"Das Schelling-Projekt" von Peter Sloterdijk ist ein erotischer Roman
Peter Sloterdijk entblößt sich in seinem neuen Buch "Das Schelling-Projekt". Dieser erotische Roman ist gar nicht witzig, sondern lässt tief blicken.
Wenn aus Großautoren zusehends alte Männer werden, passiert immer wieder mal Merkwürdiges. Sie meinen, nun doch richtig offen und saftig über Sex schreiben zu müssen. Das ist schon oft ganz schön in die Hose gegangen.

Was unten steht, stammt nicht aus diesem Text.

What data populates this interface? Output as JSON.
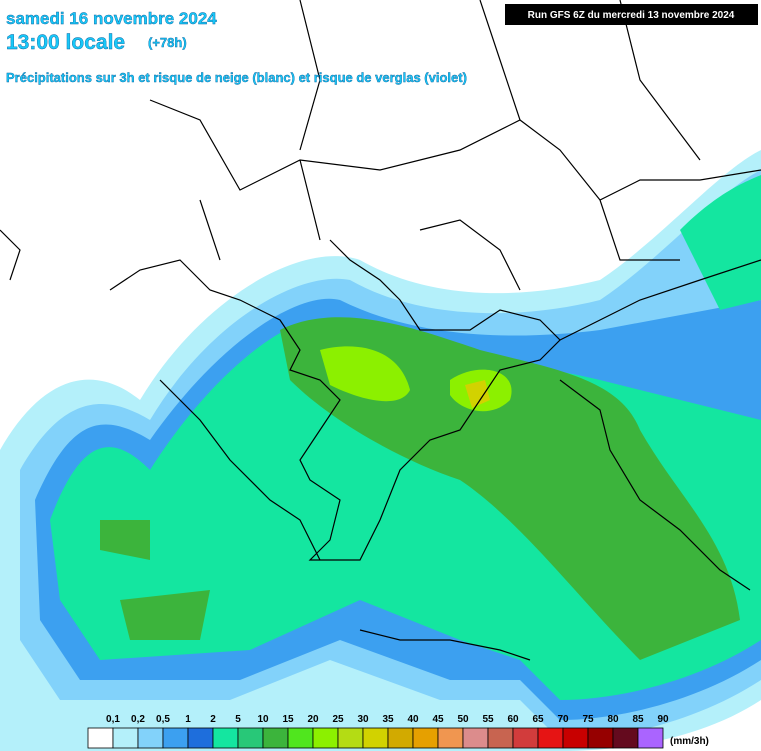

Um nur zwei der prominentesten Beispiele zu nennen: der lange großartige Amerikaner Philipp Roth, der in Büchern wie „Das sterbende Tier“ schließlich Alt-Professoren verstärkt mit jungen Studentinnen ins Bett schickte; und der deutsche Großschriftsteller Günter Grass, der gegen Ende seines Lebens noch erotisch dichtete, frei nach dem Motto: mit letzter Tinte.
Ach nein, das war das Israel-Gedicht, eher: Sieh da, er steht noch. Weisheit und – Verzeihung, aber um manches kräftige Worte werden wir hier nicht herumkommen – Geilheit geraten als Paar meist eher tragisch. Oder zumindest unfreiwillig komisch.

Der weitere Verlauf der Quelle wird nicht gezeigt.